Your mind looks for a solution obsessively to the anxiety caused by the invasive thoughts/obsessive thoughts etc, which causes the thoughts to continue repeatedly. Each time said invasive thought happens, anxiety arises, and the mental seeking behavior continues, and causes even more anxiety, this anxiety causes the invasive thoughts to get worse, and it then loops in a vicious cycle. Klonopin kills anxiety completely, and thus stops the cycle. So it is effective, but do the benefits outweigh the negatives? No, not really.

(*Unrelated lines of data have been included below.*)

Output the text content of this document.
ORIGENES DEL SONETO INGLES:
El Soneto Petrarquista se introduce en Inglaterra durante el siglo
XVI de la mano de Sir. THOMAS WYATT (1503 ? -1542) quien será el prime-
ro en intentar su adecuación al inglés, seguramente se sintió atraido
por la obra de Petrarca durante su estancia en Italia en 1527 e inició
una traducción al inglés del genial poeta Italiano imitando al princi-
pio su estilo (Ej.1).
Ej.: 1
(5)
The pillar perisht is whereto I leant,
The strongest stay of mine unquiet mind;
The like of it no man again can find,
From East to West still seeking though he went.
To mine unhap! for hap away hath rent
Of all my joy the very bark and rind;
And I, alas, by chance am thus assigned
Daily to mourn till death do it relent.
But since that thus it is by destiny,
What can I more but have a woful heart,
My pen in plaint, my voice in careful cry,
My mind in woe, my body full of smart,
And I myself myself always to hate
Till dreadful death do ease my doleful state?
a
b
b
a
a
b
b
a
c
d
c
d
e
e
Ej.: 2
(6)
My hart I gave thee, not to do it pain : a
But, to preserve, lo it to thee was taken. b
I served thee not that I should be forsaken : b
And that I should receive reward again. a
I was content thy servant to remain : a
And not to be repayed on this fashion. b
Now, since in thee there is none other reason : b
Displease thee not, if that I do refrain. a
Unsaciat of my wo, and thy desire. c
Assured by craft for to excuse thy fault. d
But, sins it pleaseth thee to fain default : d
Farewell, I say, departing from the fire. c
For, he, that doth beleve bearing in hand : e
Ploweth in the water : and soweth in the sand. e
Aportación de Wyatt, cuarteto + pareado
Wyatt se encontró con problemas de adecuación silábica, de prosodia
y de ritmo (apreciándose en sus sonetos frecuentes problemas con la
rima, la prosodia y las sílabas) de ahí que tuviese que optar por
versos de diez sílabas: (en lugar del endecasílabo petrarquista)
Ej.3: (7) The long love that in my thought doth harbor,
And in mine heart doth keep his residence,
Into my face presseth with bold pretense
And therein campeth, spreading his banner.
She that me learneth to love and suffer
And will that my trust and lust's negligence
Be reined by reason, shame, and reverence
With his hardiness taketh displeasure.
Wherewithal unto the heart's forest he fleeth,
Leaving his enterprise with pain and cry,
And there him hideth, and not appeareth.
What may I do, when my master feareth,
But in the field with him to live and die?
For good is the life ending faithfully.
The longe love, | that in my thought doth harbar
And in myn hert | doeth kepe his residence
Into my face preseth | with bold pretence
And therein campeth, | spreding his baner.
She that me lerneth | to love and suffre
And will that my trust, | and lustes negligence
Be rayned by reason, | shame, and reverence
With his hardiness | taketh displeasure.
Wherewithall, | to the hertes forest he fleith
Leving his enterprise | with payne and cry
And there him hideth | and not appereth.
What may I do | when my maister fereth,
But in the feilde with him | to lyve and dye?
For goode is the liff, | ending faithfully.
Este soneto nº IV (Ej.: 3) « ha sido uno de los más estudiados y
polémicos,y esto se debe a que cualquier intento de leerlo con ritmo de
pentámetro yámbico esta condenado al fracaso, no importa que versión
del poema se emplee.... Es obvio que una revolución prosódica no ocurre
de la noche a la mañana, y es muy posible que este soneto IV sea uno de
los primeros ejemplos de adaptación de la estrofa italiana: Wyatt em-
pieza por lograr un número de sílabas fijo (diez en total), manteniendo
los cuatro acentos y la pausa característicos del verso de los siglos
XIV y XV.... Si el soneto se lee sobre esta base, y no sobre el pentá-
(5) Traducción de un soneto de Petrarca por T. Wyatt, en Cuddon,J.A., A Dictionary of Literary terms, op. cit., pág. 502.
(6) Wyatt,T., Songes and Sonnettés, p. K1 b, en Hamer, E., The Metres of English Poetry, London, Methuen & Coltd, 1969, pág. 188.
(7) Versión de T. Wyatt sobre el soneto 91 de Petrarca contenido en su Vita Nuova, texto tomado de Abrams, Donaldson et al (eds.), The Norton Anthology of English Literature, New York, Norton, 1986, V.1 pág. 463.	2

I mean I recently realized it's a horrible solution after it was forcibly taken away from me.. Benzo Withdrawal ontop of Methadone withdrawal is not fun, especially when your in a tiny dorm surrounded by 140 people in close quarters with no place to hide ha. 'Not to mention the MH was giving me assloads of Ativan on tap, ONTOP of my Klonopin... so I was taking 2mg of Klonopin twice a day, and then 4mg of Ativan PRN every 2 Hours. Guess where I was every 2 hours? Damn right I was at the nursing station..and they sent me cold turkey from that to rehab pretty much. (they reduced it to every 8 hours for 2 days before they sent me, lololololol.)
But the reason benzos are a bad solution is precisely why they are so effective, they eliminate anxiety so completely and utterly that you no longer are forced to cope with it, and thus over time you completely lose all mental coping mechanisms for dealing with anxiety without it. So if you are on it long enough, ontop of the withdrawal, you now have to experience intense anxiety, and panic, with absolutely no way to really deal with it. You have to rebuild your coping mechanisms while going through hell essentially, anxiety that'd send most people to their graves early.
So I got off it completely, then went right back to it.